Rückzahlung von aus Umsatzsteuerberichtigungen resultierenden Abgabengutschriften im Konkurs
Entscheidungstext
Berufungsentscheidung
Der Unabhängige Finanzsenat hat durch den Vorsitzenden Hofrat Dr. Karl Kittinger und die weiteren Mitglieder Hofrat Dr. Walter Mette, Kommerzialrat Gottfried Hochhauser und Gerhard Mayerhofer über die Berufung der I-GmbH, vertreten durch K-KG, gegen den Bescheid des Finanzamtes Bruck Eisenstadt Oberwart vom betreffend Rückzahlung gemäß § 239 BAO und Abrechnung (§ 216 BAO) nach der am in 1030 Wien, Vordere Zollamtsstraße 7, durchgeführten mündlichen Berufungsverhandlung entschieden:
Der Berufung wird Folge gegeben.
Der Betrag von € 833,86 ist gemäß § 215 Abs. 4 BAO aufgrund des Antrages vom an MN als Masseverwalter im Konkurs über das Vermögen der I-GesmbH zurückzuzahlen.
Entscheidungsgründe
Mit Eingabe vom beantragte die Berufungswerberin (Bw), von dem durch die Veranlagung der Umsatzsteuer 2005 (gemeint wohl: 2007) und 2006 entstandenen Guthaben die Masseforderungen in Höhe von gesamt € 7.606,03 (Umsatzsteuer 2006: € 7.004,16 und Umsatzsteuer 2007: € 601,87) auf das Konto bei der E-AG lautend auf MN als Masseverwalter der Bw zu überweisen.
Das Finanzamt wies den Antrag mit Bescheid vom teilweise ab.
In der dagegen rechtzeitig eingebrachten Berufung beantragte die Bw die ersatzlose Aufhebung des angefochtenen Bescheides sowie die Durchführung der beantragten Rückzahlung unter Berücksichtigung des Betrages von € 5.979,32.
Im Rahmen des Vorhalteverfahrens bei der Veranlagung der Umsatzsteuer 2006 und 2007 sei dem Finanzamt die genaue Zusammensetzung der durch die erklärungsgemäße Veranlagung entstehenden Umsatzsteuergutschriften bekannt gegeben worden. Dabei sei auch dargelegt worden, dass es sich beim Betrag von € 5.979,32 um Umsatzsteuergutschriften gehandelt habe, die auf Forderungsabschreibungen und die Ausbuchung von umsatzsteuerpflichtigen Forderungen zurückzuführen seien.

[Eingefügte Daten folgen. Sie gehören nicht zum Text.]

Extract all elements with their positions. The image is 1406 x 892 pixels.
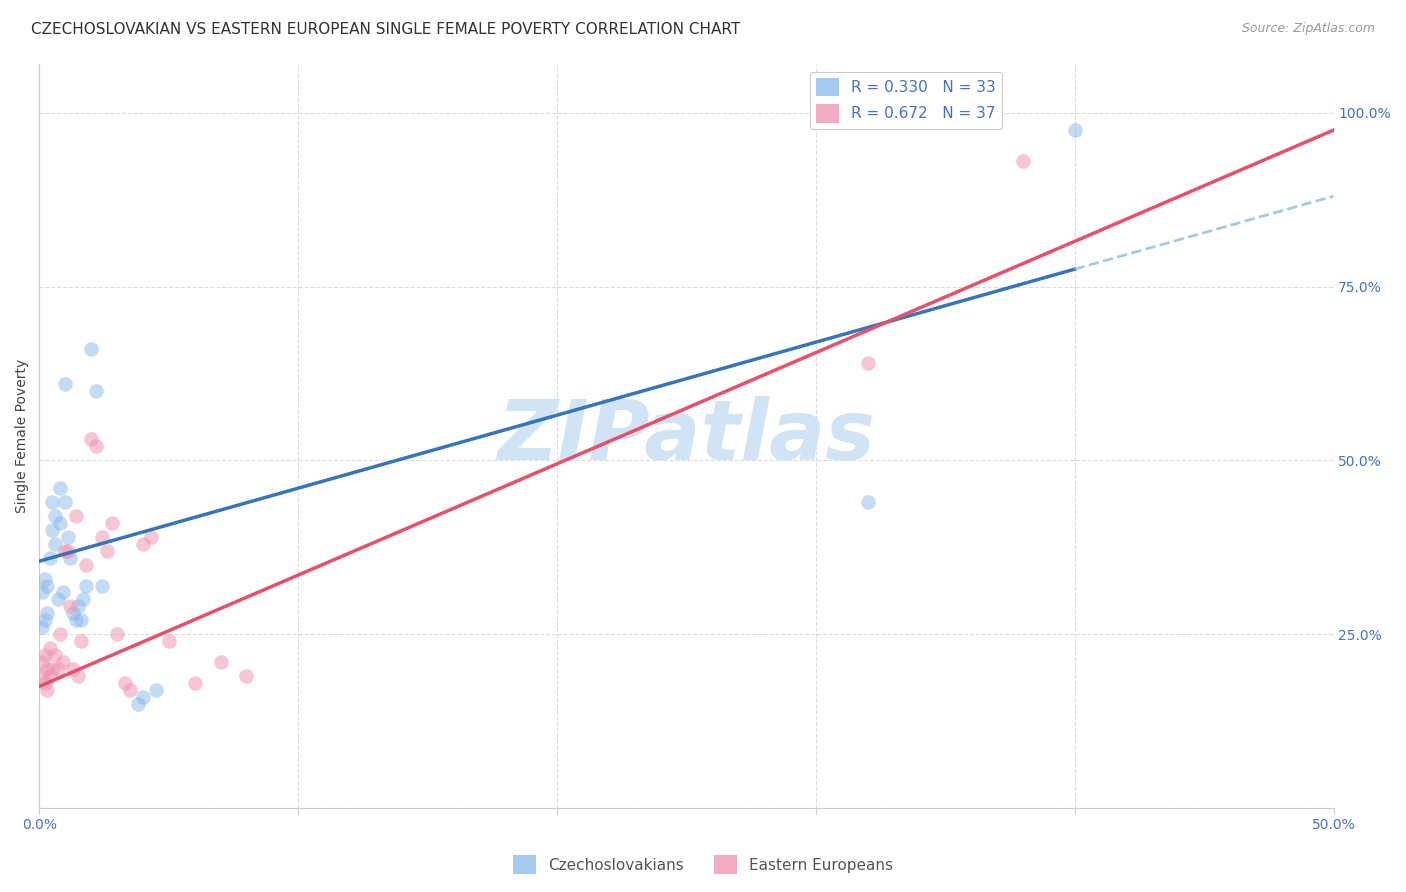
Point	[38, 669, 60, 683]
Point	[34, 648, 56, 662]
Point	[86, 440, 108, 454]
Y-axis label: Single Female Poverty: Single Female Poverty	[15, 359, 30, 513]
Point	[52, 585, 75, 599]
Point	[53, 543, 76, 558]
Point	[37, 578, 59, 592]
Point	[105, 627, 128, 641]
Point	[49, 627, 72, 641]
Point	[96, 543, 118, 558]
Point	[67, 669, 90, 683]
Point	[75, 558, 97, 572]
Point	[80, 433, 103, 447]
Point	[37, 662, 59, 676]
Point	[69, 634, 91, 648]
Point	[41, 662, 63, 676]
Point	[34, 572, 56, 586]
Point	[44, 537, 66, 551]
Point	[46, 592, 69, 607]
Point	[31, 655, 53, 669]
Point	[1012, 154, 1035, 169]
Point	[127, 697, 149, 711]
Point	[53, 495, 76, 509]
Legend: Czechoslovakians, Eastern Europeans: Czechoslovakians, Eastern Europeans	[506, 849, 900, 880]
Point	[56, 530, 79, 544]
Point	[52, 655, 75, 669]
Point	[209, 655, 232, 669]
Point	[132, 537, 155, 551]
Point	[80, 342, 103, 356]
Point	[37, 607, 59, 621]
Point	[56, 543, 79, 558]
Point	[46, 662, 69, 676]
Point	[59, 550, 82, 565]
Point	[90, 578, 112, 592]
Point	[69, 613, 91, 627]
Point	[44, 508, 66, 523]
Point	[67, 599, 90, 614]
Point	[53, 376, 76, 391]
Point	[49, 481, 72, 495]
Point	[75, 578, 97, 592]
Point	[145, 682, 167, 697]
Point	[235, 669, 257, 683]
Point	[72, 592, 94, 607]
Point	[62, 662, 84, 676]
Text: Source: ZipAtlas.com: Source: ZipAtlas.com	[1241, 22, 1375, 36]
Text: CZECHOSLOVAKIAN VS EASTERN EUROPEAN SINGLE FEMALE POVERTY CORRELATION CHART: CZECHOSLOVAKIAN VS EASTERN EUROPEAN SING…	[31, 22, 740, 37]
Point	[856, 495, 879, 509]
Point	[38, 550, 60, 565]
Point	[90, 530, 112, 544]
Point	[31, 585, 53, 599]
Point	[132, 690, 155, 704]
Point	[101, 516, 124, 530]
Point	[114, 676, 136, 690]
Point	[118, 682, 141, 697]
Point	[34, 613, 56, 627]
Point	[38, 641, 60, 656]
Legend: R = 0.330   N = 33, R = 0.672   N = 37: R = 0.330 N = 33, R = 0.672 N = 37	[810, 71, 1002, 128]
Point	[49, 516, 72, 530]
Text: ZIPatlas: ZIPatlas	[498, 395, 876, 476]
Point	[86, 384, 108, 398]
Point	[34, 676, 56, 690]
Point	[44, 648, 66, 662]
Point	[31, 669, 53, 683]
Point	[856, 356, 879, 370]
Point	[65, 613, 87, 627]
Point	[41, 523, 63, 537]
Point	[157, 634, 180, 648]
Point	[139, 530, 162, 544]
Point	[59, 599, 82, 614]
Point	[41, 495, 63, 509]
Point	[37, 682, 59, 697]
Point	[65, 508, 87, 523]
Point	[62, 607, 84, 621]
Point	[183, 676, 205, 690]
Point	[1063, 123, 1085, 137]
Point	[31, 620, 53, 634]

Das entsprechende Kontoblatt aus der Buchhaltung der Bw sei vorgelegt worden.
Nach Rz 2420 der Umsatzsteuerrichtlinie sei im Falle der Uneinbringlichkeit von Forderungen des Gemeinschuldners betreffend Leistungen , die vom (späteren) Gemeinschuldner vor Konkurseröffnung erbracht worden seien, die Umsatzsteuer des Gemeinschuldners zu berichtigen. Dieser Umsatzsteuer-Rückforderungsanspruch sei nach der Richtlinien-Meinung mit Masseforderungen des Finanzamtes aufrechenbar. Nur in den Fällen, in denen die Umsatzsteuer nicht abgeführt worden sei, sei der Rückforderungsanspruch zur Vermeidung einer ungerechtfertigten Bereicherung der Masse mit Konkursforderungen des Finanzamtes aufzurechnen (AÖF 2007/18).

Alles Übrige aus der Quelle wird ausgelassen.